Советские историки столь же единодушно, хотя и не очень убедительно, настаивали на европейском характере русской политической традиции. Противоположность обеих позиций представлялась очевидной, но за этой очевидностью скрывалась их глубинная общность. И те и другие были убеждены, что у России должна быть непременно какая-то одна политическая традиция, будь то европейская или восточно-деспотическая. За неимением лучшего слова я назвал бы это Парадигмой. Она очевидно противоречит всем фактом русской истории, в которой, как две души в душе одной, живут и беспрерывно, с самого начала государственного существования России (и даже в догосударственную эпоху) борются между собой элементы обеих традиций.

Петр Струве писал в 1918 году, в сборнике "Из глубины", что истоки российской трагедии восходят к событиям 25 февраля 1730 года, когда Анна Иоанновна на глазах у потрясенного шляхетства разорвала "Кондиции" Верховного Тайного Совета (по сути конституцию послепетровской России). Струве и прав и неправ. Прав он в том, что между 19 января и 25 февраля 1730 года Москва действительно оказалась в преддверии решающей политической революции. Послепетровское поколение культурной элиты России, повернулось, подобно декабристам, против самодержавия. "Русские, - доносил из Москвы французский резидент Маньян, - опасаются . самовластного управления, которое может повторяться до тех пор, пока русские государи будут столь неограниченны [и] вследствие этого они хотят уничтожить самодержавие" (Д.А.Корсаков. "Воцарение Анны Иоанновны", Казань, 1880, с. 90.). Подтверждает это и испанский посол герцог де Лирия: русские намерены, пишет он, "считать царицу лицом, которому они отдают корону как бы на хранение, чтобы в продолжение ее жизни составить свой план управления на будущее время . твердо решившись на это, они имеют три идеи об управлении, в которых еще не согласились: первая - следовать примеру Англии, где король ничего не может делать без парламента, вторая - взять пример с управления Польши, имея выборного монарха, руки которого были бы связаны республикой, и третья - учредить республику по всей форме, без монарха. какой из этих трех идей они будут следовать, еще неизвестно" (Там же, с. 91 - 92.).

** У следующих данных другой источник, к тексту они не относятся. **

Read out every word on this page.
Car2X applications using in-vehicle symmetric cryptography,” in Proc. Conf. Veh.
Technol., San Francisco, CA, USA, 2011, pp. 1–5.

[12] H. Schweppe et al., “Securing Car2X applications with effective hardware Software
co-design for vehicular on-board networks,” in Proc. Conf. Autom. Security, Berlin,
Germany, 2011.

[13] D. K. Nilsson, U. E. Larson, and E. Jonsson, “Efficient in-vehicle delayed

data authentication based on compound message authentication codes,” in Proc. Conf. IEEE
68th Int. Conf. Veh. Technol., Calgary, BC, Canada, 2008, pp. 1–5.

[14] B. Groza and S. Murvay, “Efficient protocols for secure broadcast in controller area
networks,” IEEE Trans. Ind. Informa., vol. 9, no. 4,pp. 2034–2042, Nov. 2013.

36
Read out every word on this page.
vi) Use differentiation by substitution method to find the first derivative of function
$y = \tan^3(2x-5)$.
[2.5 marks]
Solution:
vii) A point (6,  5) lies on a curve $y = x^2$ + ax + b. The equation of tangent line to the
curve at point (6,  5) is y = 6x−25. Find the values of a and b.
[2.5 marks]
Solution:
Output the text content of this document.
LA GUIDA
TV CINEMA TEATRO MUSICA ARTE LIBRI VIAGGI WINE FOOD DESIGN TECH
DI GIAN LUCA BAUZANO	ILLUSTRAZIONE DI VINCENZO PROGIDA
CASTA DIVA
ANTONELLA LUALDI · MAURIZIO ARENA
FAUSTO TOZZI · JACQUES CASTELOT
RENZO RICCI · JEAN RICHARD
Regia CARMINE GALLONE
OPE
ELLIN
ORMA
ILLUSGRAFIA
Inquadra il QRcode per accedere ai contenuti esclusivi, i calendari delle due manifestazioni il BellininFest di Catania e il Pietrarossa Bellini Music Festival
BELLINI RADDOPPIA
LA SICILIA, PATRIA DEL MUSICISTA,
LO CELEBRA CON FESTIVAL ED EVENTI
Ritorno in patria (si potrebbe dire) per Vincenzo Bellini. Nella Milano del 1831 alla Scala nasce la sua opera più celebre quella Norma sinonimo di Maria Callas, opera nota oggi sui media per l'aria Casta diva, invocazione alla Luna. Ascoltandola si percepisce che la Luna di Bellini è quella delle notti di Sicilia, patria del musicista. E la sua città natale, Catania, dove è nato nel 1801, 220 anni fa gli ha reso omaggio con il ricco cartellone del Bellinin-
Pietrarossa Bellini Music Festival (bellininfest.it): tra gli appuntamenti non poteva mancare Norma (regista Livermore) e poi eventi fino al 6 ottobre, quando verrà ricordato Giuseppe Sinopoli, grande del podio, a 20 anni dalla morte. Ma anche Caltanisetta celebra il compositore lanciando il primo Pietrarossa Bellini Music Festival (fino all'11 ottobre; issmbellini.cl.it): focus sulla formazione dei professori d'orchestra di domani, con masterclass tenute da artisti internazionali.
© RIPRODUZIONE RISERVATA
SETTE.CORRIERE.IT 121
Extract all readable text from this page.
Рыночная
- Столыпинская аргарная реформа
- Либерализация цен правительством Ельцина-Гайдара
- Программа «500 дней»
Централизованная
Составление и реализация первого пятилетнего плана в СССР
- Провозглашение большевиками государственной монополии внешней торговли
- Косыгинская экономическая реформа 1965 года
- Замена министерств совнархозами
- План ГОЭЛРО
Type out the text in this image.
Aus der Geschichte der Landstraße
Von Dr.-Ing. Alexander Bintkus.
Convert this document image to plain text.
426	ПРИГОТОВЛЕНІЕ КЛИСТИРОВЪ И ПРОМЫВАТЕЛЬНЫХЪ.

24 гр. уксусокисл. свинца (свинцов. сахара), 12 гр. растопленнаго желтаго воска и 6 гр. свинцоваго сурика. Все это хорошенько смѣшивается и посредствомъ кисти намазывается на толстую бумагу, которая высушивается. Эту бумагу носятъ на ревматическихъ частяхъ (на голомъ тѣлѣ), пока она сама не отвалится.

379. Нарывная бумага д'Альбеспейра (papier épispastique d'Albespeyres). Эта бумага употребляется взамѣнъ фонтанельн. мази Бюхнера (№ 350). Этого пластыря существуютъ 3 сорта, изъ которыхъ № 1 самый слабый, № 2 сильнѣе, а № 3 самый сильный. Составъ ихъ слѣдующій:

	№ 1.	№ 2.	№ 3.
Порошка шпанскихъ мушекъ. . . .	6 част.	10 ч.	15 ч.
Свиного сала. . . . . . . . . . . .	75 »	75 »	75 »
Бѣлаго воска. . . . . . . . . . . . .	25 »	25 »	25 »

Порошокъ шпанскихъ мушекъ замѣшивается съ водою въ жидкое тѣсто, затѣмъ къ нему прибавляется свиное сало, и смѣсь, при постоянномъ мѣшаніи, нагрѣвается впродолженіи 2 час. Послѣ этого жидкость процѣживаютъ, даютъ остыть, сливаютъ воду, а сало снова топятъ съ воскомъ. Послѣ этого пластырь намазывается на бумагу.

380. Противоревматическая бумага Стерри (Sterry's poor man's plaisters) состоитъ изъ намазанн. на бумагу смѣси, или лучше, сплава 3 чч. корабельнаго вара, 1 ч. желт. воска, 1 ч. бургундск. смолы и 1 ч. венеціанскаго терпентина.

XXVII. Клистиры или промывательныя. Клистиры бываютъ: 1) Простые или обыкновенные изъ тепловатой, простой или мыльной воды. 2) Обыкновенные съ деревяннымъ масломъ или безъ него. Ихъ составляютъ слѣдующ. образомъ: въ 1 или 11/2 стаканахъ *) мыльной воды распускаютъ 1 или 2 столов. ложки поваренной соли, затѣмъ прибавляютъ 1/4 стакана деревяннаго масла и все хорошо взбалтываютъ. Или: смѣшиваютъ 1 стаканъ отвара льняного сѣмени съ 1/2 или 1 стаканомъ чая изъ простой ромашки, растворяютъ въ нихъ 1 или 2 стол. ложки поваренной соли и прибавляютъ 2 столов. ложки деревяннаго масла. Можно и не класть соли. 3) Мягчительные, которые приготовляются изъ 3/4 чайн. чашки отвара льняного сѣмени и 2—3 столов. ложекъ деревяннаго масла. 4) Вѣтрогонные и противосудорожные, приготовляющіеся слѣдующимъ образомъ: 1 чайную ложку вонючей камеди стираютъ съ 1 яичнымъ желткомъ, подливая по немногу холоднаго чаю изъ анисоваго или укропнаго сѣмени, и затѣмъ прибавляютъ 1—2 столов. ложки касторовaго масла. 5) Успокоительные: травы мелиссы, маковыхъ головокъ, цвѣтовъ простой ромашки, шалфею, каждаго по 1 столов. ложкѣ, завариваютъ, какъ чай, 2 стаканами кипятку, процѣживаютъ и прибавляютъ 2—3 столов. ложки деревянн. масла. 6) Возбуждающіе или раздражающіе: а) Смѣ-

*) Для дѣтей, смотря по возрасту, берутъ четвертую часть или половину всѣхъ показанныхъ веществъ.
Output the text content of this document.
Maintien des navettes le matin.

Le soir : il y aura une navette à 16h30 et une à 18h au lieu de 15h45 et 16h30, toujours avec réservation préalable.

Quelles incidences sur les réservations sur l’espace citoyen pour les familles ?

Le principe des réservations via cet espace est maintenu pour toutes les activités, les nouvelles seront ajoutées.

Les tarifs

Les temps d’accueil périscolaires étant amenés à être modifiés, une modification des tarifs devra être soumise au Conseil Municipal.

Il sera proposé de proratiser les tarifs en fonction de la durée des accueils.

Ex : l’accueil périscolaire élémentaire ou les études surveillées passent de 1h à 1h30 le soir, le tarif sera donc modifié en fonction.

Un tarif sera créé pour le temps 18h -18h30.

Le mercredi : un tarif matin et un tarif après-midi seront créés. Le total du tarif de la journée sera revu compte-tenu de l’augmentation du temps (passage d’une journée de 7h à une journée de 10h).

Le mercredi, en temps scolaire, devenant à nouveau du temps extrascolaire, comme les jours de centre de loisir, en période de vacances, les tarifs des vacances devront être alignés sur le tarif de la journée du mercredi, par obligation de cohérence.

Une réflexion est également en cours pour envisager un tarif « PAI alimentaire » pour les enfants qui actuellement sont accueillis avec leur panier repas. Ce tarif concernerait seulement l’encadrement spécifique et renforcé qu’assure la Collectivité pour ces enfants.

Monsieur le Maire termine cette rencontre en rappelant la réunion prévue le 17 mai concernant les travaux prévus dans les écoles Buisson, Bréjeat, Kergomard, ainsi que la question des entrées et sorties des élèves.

На самом деле не три, а тринадцать конституционных проектов циркулировали в том роковом месяце в московском обществе. Здесь-то и заключалась беда этого по сути декабристского поколения, вышедшего на политическую арену за столетие до декабризма. Эти люди не доверяли друг другу, не смогли договориться. Заметим, что у декабристов конституционных проектов тоже было три и противоречия между ними опять-таки оказались непримиримыми. Занимает меня это неожиданное и почти невероятное явление либерального, антисамодержавного поколения в стране, едва очнувшейся от смертельного сна деспотизма.

Оказывается, что драма декабризма - конфронтация имперского Скалозуба с блестящим, европейски образованным поколением Чацких, единодушно настроенным против самодержавия, против крепостничества, против империи - вовсе не случайный, нечаянный, изолированный эпизод русской истории. Струве не копнул глубже. У послепетровских шляхтичей тоже было целое поколение предшественников. Слов нет, они куда менее блестящи и образованны. Их было легче обмануть, им было труднее договориться. Но поколение допетровских, боярских, если хотите, конституционалистов существовало в России еще за столетие до шляхетских. Оно-то откуда, спрашивается, взялось?

Профессор Пайпс говорил, что российский конституционализм действительно начинается с послепетровских шляхтичей. И происхождение его очевидно: Петр прорубил окно в Европу - вот и хлынули в эту патримониальную державу европейские идеи. Но как, - спросил его я, - объясните вы в этом случае конституцию Михаила Салтыкова, принятую и одобренную Боярской думой в 1610 году, то есть во времена, когда конституционной монархией еще и в Европе не пахло? Откуда, по вашему, заимствовали эту идею российские реформаторы в такую глухую и безнадежную для европейского либерализма пору?

Оказалось, что профессор Пайпс, автор "России при старом режиме", не знал, о чем я говорю. Между тем, конституция 4 февраля 1610 года - "это целый основной закон конституционной монархии, устанавливающий как устройство верховной власти, так и основные права подданных" (В.О.Ключевский. "Курс русской истории", М., 1937, с. 44.). Даже Борис Чичерин, ядовитый критик русской политической мысли, вынужден был признать: документ "содержит в себе значительные ограничения царской власти; если б он был приведен в исполнение, русское государство приняло бы совсем другой вид" (Б.Н.Чичерин. "О народном представительстве", М., 1899, с. 543.).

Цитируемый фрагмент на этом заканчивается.